Нравится Лагутиной Межовский. Он — как самозаряжающийся аккумулятор, всегда равномерного, высокого потенциала. Защитил кандидатскую диссертацию, потом докторскую. Не очень рано, но и не поздно — в сорок лет. Сколько людей, «остепенясь», почили на лаврах, успокоились. Обсасывают по десятку лет малозначительную темку, и им не жарко и не холодно от того, пригодится ли диссертация людям или будет пылиться на архивных полках. Их вполне устраивает такая жизнь, о другой они не помышляют. Яхты, укрывшиеся в гавани, где никакие ветры не задевают парусов. А этот борется, а у этого вся жизнь — сплошное наступление. Убеждать, настаивать, оспаривать, внедрять.
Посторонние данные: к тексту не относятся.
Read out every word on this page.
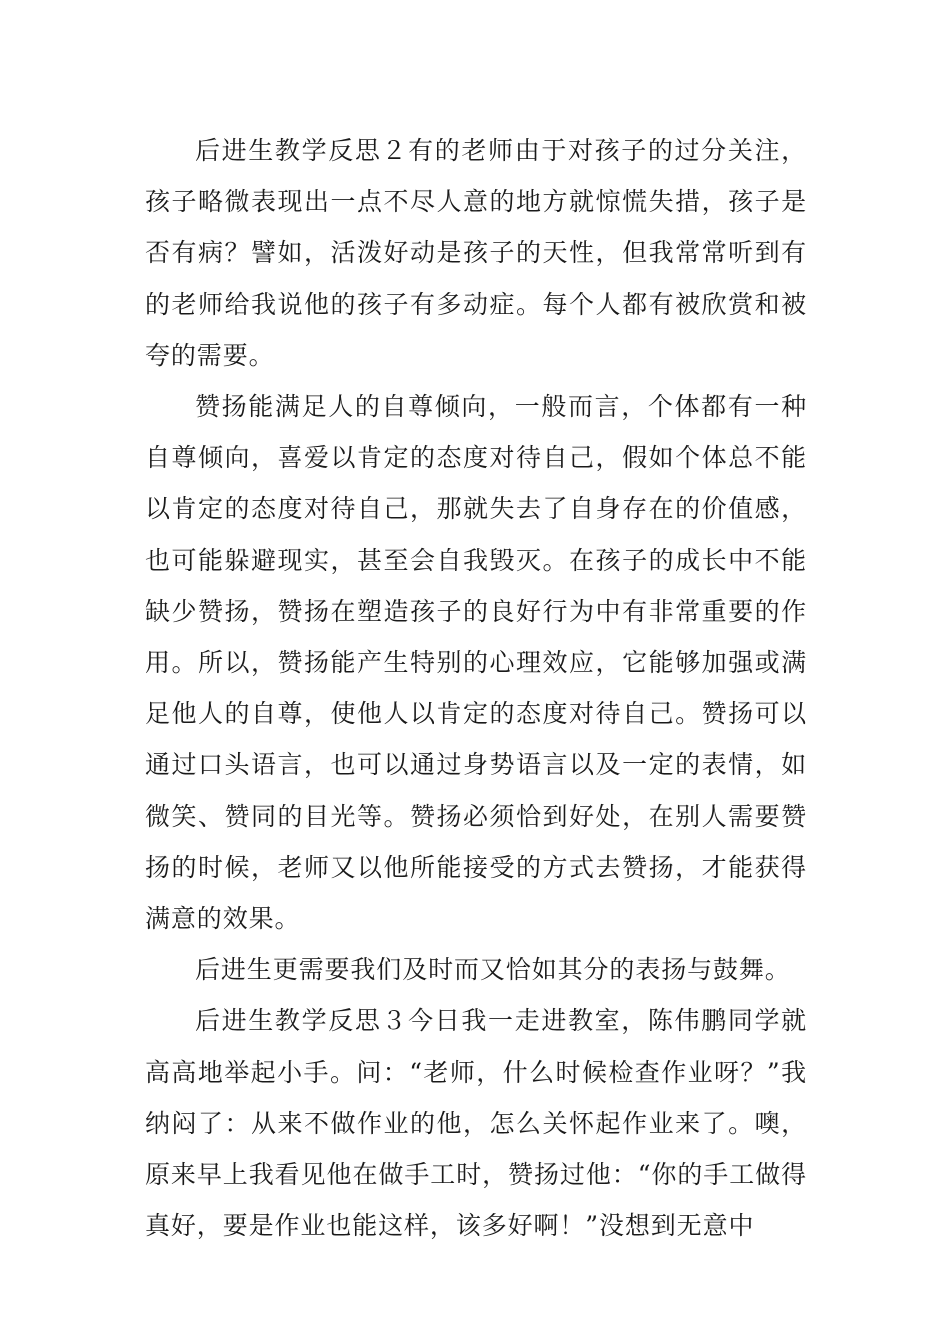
后进生教学反思２有的老师由于对孩子的过分关注，孩子略微表现出一点不尽人意的地方就惊慌失措，孩子是否有病？譬如，活泼好动是孩子的天性，但我常常听到有的老师给我说他的孩子有多动症。每个人都有被欣赏和被夸的需要。

赞扬能满足人的自尊倾向，一般而言，个体都有一种自尊倾向，喜爱以肯定的态度对待自己，假如个体总不能以肯定的态度对待自己，那就失去了自身存在的价值感，也可能躲避现实，甚至会自我毁灭。在孩子的成长中不能缺少赞扬，赞扬在塑造孩子的良好行为中有非常重要的作用。所以，赞扬能产生特别的心理效应，它能够加强或满足他人的自尊，使他人以肯定的态度对待自己。赞扬可以通过口头语言，也可以通过身势语言以及一定的表情，如微笑、赞同的目光等。赞扬必须恰到好处，在别人需要赞扬的时候，老师又以他所能接受的方式去赞扬，才能获得满意的效果。

后进生更需要我们及时而又恰如其分的表扬与鼓舞。

后进生教学反思３今日我一走进教室，陈伟鹏同学就高高地举起小手。问：“老师，什么时候检查作业呀？”我纳闷了：从来不做作业的他，怎么关怀起作业来了。噢，原来早上我看见他在做手工时，赞扬过他：“你的手工做得真好，要是作业也能这样，该多好啊！”没想到无意中
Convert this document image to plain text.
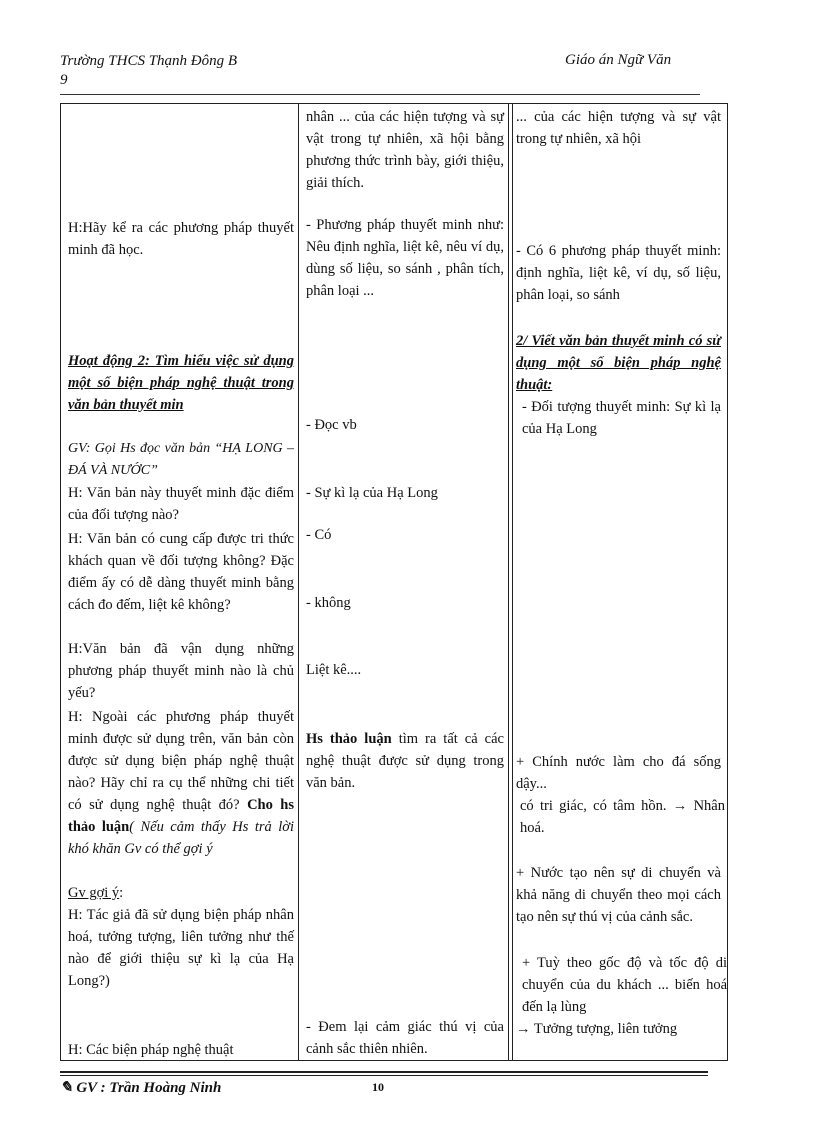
Trường THCS Thạnh Đông B
9
Giáo án Ngữ Văn
nhân ... của các hiện tượng và sự vật trong tự nhiên, xã hội bằng phương thức trình bày, giới thiệu, giải thích.
... của các hiện tượng và sự vật trong tự nhiên, xã hội
H:Hãy kể ra các phương pháp thuyết minh đã học.
- Phương pháp thuyết minh như: Nêu định nghĩa, liệt kê, nêu ví dụ, dùng số liệu, so sánh , phân tích, phân loại ...
- Có 6 phương pháp thuyết minh: định nghĩa, liệt kê, ví dụ, số liệu, phân loại, so sánh
Hoạt động 2: Tìm hiểu việc sử dụng một số biện pháp nghệ thuật trong văn bản thuyết min
2/ Viết văn bản thuyết minh có sử dụng một số biện pháp nghệ thuật:
- Đối tượng thuyết minh: Sự kì lạ của Hạ Long
GV: Gọi Hs đọc văn bản “HẠ LONG – ĐÁ VÀ NƯỚC”
- Đọc vb
H: Văn bản này thuyết minh đặc điểm của đối tượng nào?
- Sự kì lạ của Hạ Long
H: Văn bản có cung cấp được tri thức khách quan về đối tượng không? Đặc điểm ấy có dễ dàng thuyết minh bằng cách đo đếm, liệt kê không?
- Có
- không
H:Văn bản đã vận dụng những phương pháp thuyết minh nào là chủ yếu?
Liệt kê....
H: Ngoài các phương pháp thuyết minh được sử dụng trên, văn bản còn được sử dụng biện pháp nghệ thuật nào? Hãy chỉ ra cụ thể những chi tiết có sử dụng nghệ thuật đó? Cho hs thảo luận( Nếu cảm thấy Hs trả lời khó khăn Gv có thể gợi ý
Hs thảo luận tìm ra tất cả các nghệ thuật được sử dụng trong văn bản.
+ Chính nước làm cho đá sống dậy...
có tri giác, có tâm hồn. → Nhân hoá.
+ Nước tạo nên sự di chuyển và khả năng di chuyển theo mọi cách tạo nên sự thú vị của cảnh sắc.
+ Tuỳ theo gốc độ và tốc độ di chuyển của du khách ... biến hoá đến lạ lùng
→ Tưởng tượng, liên tưởng
Gv gợi ý:
H: Tác giả đã sử dụng biện pháp nhân hoá, tưởng tượng, liên tưởng như thế nào để giới thiệu sự kì lạ của Hạ Long?)
- Đem lại cảm giác thú vị của cảnh sắc thiên nhiên.
H: Các biện pháp nghệ thuật
✎ GV : Trần Hoàng Ninh	10
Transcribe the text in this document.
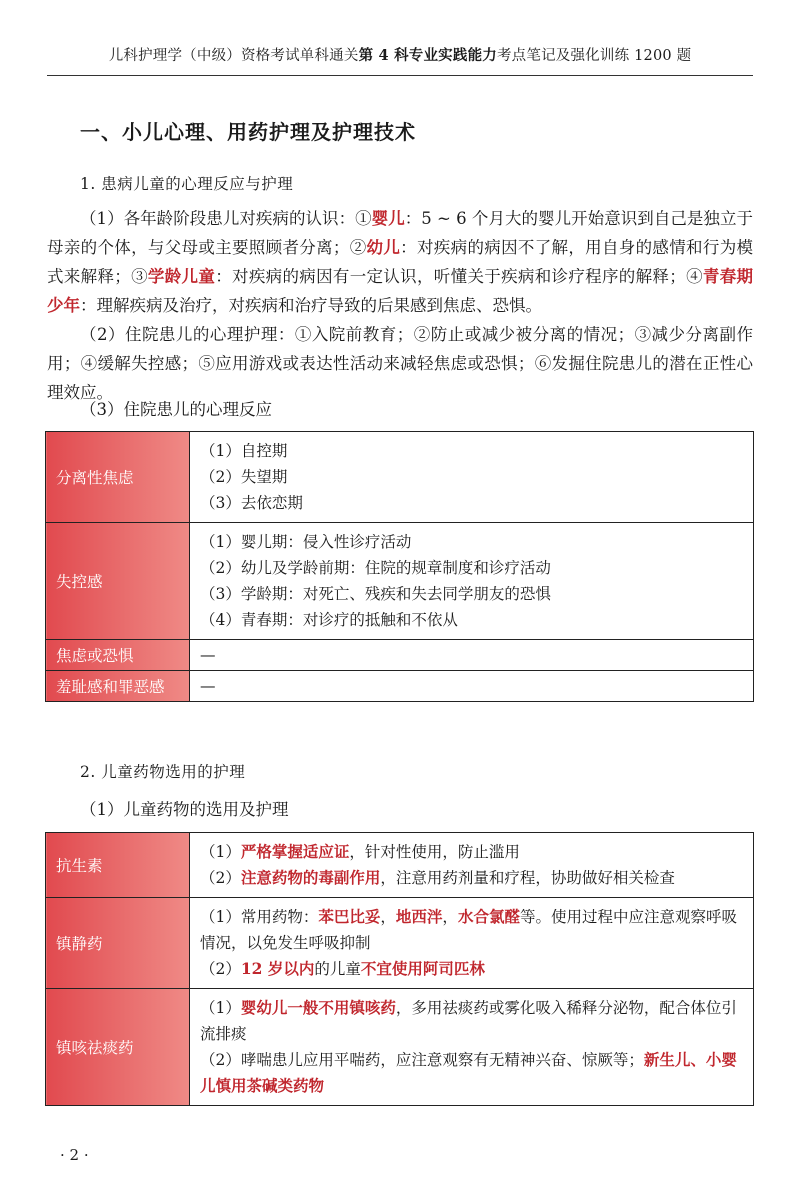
儿科护理学（中级）资格考试单科通关第 4 科专业实践能力考点笔记及强化训练 1200 题
一、小儿心理、用药护理及护理技术
1. 患病儿童的心理反应与护理
（1）各年龄阶段患儿对疾病的认识：①婴儿：5 ~ 6 个月大的婴儿开始意识到自己是独立于母亲的个体，与父母或主要照顾者分离；②幼儿：对疾病的病因不了解，用自身的感情和行为模式来解释；③学龄儿童：对疾病的病因有一定认识，听懂关于疾病和诊疗程序的解释；④青春期少年：理解疾病及治疗，对疾病和治疗导致的后果感到焦虑、恐惧。
（2）住院患儿的心理护理：①入院前教育；②防止或减少被分离的情况；③减少分离副作用；④缓解失控感；⑤应用游戏或表达性活动来减轻焦虑或恐惧；⑥发掘住院患儿的潜在正性心理效应。
（3）住院患儿的心理反应
分离性焦虑	（1）自控期
（2）失望期
（3）去依恋期

失控感	（1）婴儿期：侵入性诊疗活动
（2）幼儿及学龄前期：住院的规章制度和诊疗活动
（3）学龄期：对死亡、残疾和失去同学朋友的恐惧
（4）青春期：对诊疗的抵触和不依从

焦虑或恐惧	—
羞耻感和罪恶感	—
2. 儿童药物选用的护理
（1）儿童药物的选用及护理
抗生素	（1）严格掌握适应证，针对性使用，防止滥用
（2）注意药物的毒副作用，注意用药剂量和疗程，协助做好相关检查

镇静药	（1）常用药物：苯巴比妥，地西泮，水合氯醛等。使用过程中应注意观察呼吸情况，以免发生呼吸抑制
（2）12 岁以内的儿童不宜使用阿司匹林

镇咳祛痰药	（1）婴幼儿一般不用镇咳药，多用祛痰药或雾化吸入稀释分泌物，配合体位引流排痰
（2）哮喘患儿应用平喘药，应注意观察有无精神兴奋、惊厥等；新生儿、小婴儿慎用茶碱类药物
· 2 ·
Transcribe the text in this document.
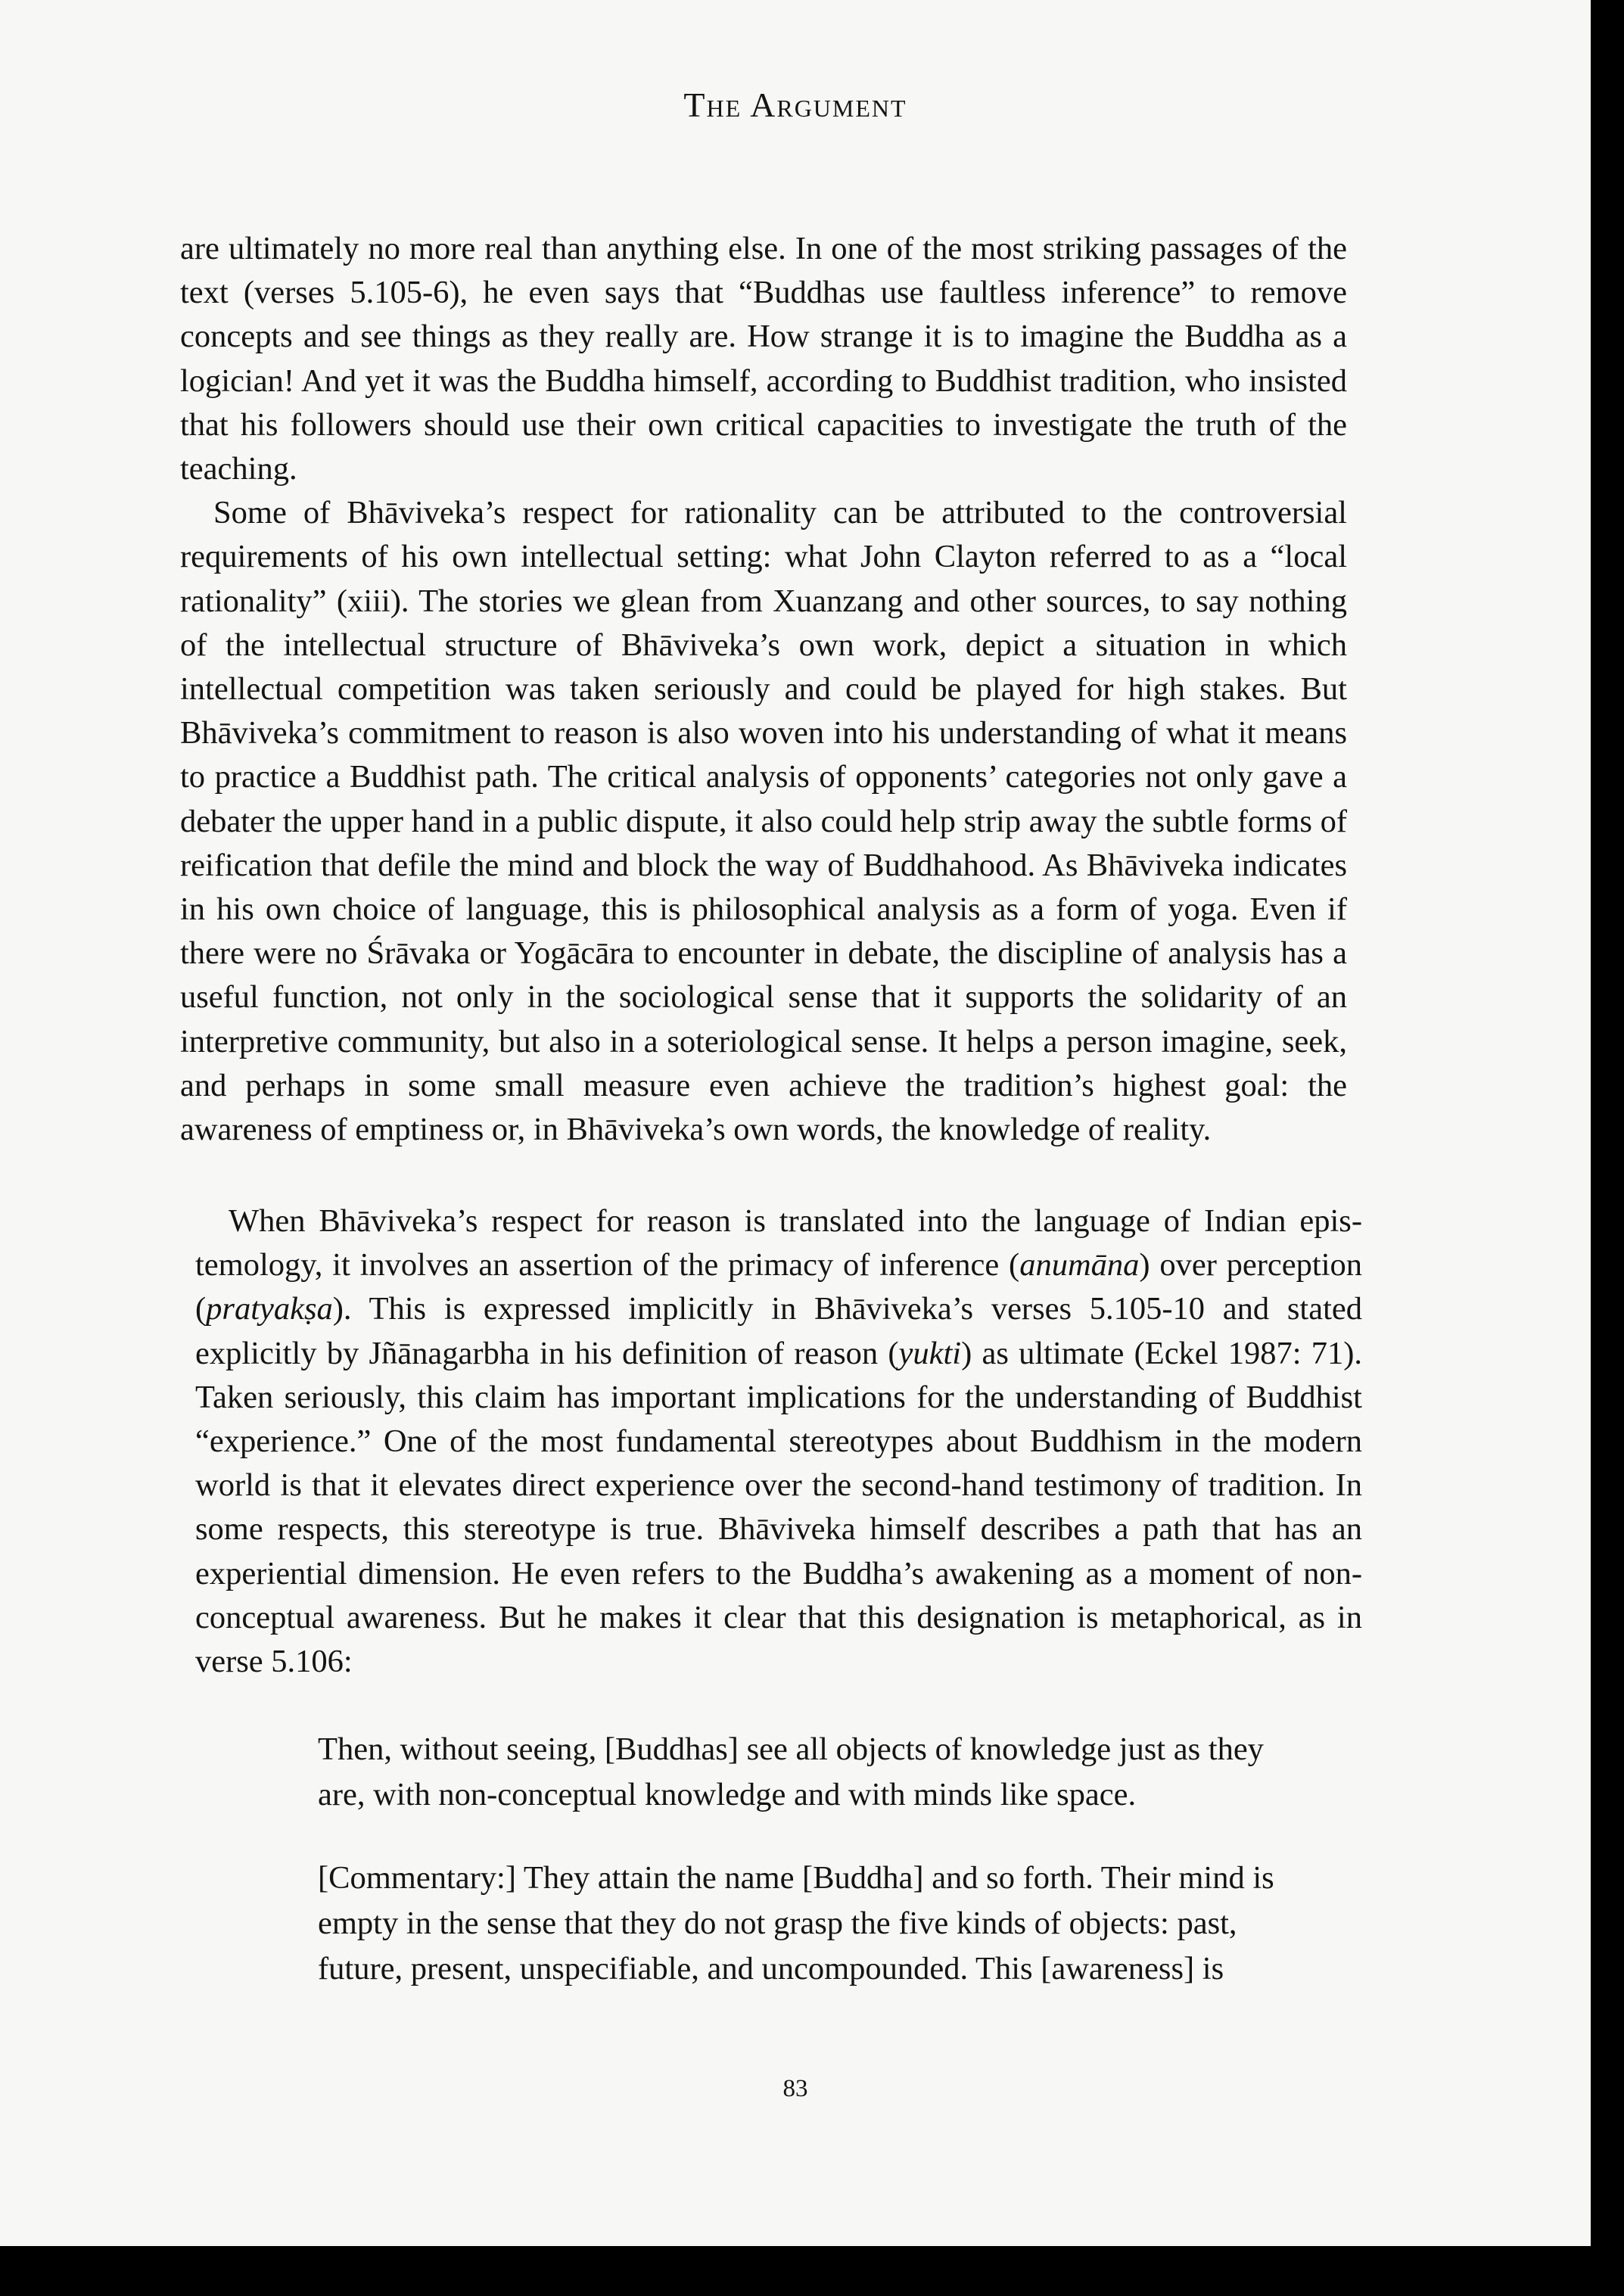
The Argument

are ultimately no more real than anything else. In one of the most striking passages of the text (verses 5.105-6), he even says that “Buddhas use faultless inference” to remove concepts and see things as they really are. How strange it is to imagine the Buddha as a logician! And yet it was the Buddha himself, according to Buddhist tradition, who insisted that his followers should use their own critical capacities to investigate the truth of the teaching.

Some of Bhāviveka’s respect for rationality can be attributed to the controversial requirements of his own intellectual setting: what John Clayton referred to as a “local rationality” (xiii). The stories we glean from Xuanzang and other sources, to say nothing of the intellectual structure of Bhāviveka’s own work, depict a situation in which intellectual competition was taken seriously and could be played for high stakes. But Bhāviveka’s commitment to reason is also woven into his understanding of what it means to practice a Buddhist path. The critical analysis of opponents’ categories not only gave a debater the upper hand in a public dispute, it also could help strip away the subtle forms of reification that defile the mind and block the way of Buddhahood. As Bhāviveka indicates in his own choice of language, this is philosophical analysis as a form of yoga. Even if there were no Śrāvaka or Yogācāra to encounter in debate, the discipline of analysis has a useful function, not only in the sociological sense that it supports the solidarity of an interpretive community, but also in a soteriological sense. It helps a person imagine, seek, and perhaps in some small measure even achieve the tradition’s highest goal: the awareness of emptiness or, in Bhāviveka’s own words, the knowledge of reality.

When Bhāviveka’s respect for reason is translated into the language of Indian epistemology, it involves an assertion of the primacy of inference (anumāna) over perception (pratyakṣa). This is expressed implicitly in Bhāviveka’s verses 5.105-10 and stated explicitly by Jñānagarbha in his definition of reason (yukti) as ultimate (Eckel 1987: 71). Taken seriously, this claim has important implications for the understanding of Buddhist “experience.” One of the most fundamental stereotypes about Buddhism in the modern world is that it elevates direct experience over the second-hand testimony of tradition. In some respects, this stereotype is true. Bhāviveka himself describes a path that has an experiential dimension. He even refers to the Buddha’s awakening as a moment of non-conceptual awareness. But he makes it clear that this designation is metaphorical, as in verse 5.106:

Then, without seeing, [Buddhas] see all objects of knowledge just as they are, with non-conceptual knowledge and with minds like space.

[Commentary:] They attain the name [Buddha] and so forth. Their mind is empty in the sense that they do not grasp the five kinds of objects: past, future, present, unspecifiable, and uncompounded. This [awareness] is

83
— Нет, нет, Дина Платоновна, — горячился Межовский, — Гребенщиков уже не летает. Он планирует. Держится на воздушной струе, которую создает ему былая слава. Опрометчивых поступков он не делает — достаточно умен и опытен, но мозг его уже отгородился защитным покровом от свежих идей, принадлежащих другим, и даже от своих собственных.
— Не знаю… Видела его первый раз.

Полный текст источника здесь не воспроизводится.